Schaffner Serkan C. kontrollierte eine Gruppe von vier Personen im Alter zwischen 20 und 30 Jahren. Ein Streit entbrannte, weil der 26-Jährige kein Fahrticket vorweisen konnte. Zeugen berichteten, dass der Mitarbeiter der Deutschen Bahn sich noch deeskalierend verhalten und Abstand zu dem Griechen gehalten habe.

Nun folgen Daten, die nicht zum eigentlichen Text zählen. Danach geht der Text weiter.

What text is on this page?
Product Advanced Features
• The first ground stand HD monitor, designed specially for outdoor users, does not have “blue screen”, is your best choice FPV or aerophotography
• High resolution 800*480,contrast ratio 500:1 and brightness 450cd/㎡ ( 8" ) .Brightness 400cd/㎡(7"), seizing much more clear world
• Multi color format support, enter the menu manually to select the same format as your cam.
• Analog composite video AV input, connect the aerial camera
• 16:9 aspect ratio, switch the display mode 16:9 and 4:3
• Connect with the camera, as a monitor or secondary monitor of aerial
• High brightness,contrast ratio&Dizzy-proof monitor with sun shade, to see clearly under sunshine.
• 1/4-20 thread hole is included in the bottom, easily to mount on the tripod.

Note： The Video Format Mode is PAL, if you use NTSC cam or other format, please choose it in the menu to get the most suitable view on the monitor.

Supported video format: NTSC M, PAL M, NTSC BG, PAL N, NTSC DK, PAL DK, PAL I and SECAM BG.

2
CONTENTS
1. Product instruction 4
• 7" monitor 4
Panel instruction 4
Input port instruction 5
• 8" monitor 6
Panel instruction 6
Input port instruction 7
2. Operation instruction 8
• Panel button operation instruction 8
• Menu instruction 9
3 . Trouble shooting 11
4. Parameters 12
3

Schaffner starb im Krankenhaus

Als er den Schwarzfahrer des Zuges verwies, schlug der 26-Jährige laut Zeugen hemmungslos auf den Zugbegleiter ein. Der 36-Jährige brach nach etlichen Faustschlägen gegen seinen Kopf zusammen. Er starb später an seinen schweren Kopfverletzungen in einem Krankenhaus. Nach der Tat gab es bundesweit eine Schweigeminute an Bahnhöfen und in Zügen.

Die Staatsanwaltschaft wertet dies nun als Mord. Es sei von einer Tat aus niedrigen Beweggründen auszugehen. „Nach den durchgeführten Ermittlungen handelte der Angeschuldigte aus Verärgerung über eine alltägliche Ticketkontrolle“, teilte die Staatsanwaltschaft mit. Der Grieche habe den Angriff eingeräumt, aber eine Tötungsabsicht bestritten. Der tatverdächtige Mann ist wohnungslos und sitzt bereits in Untersuchungshaft.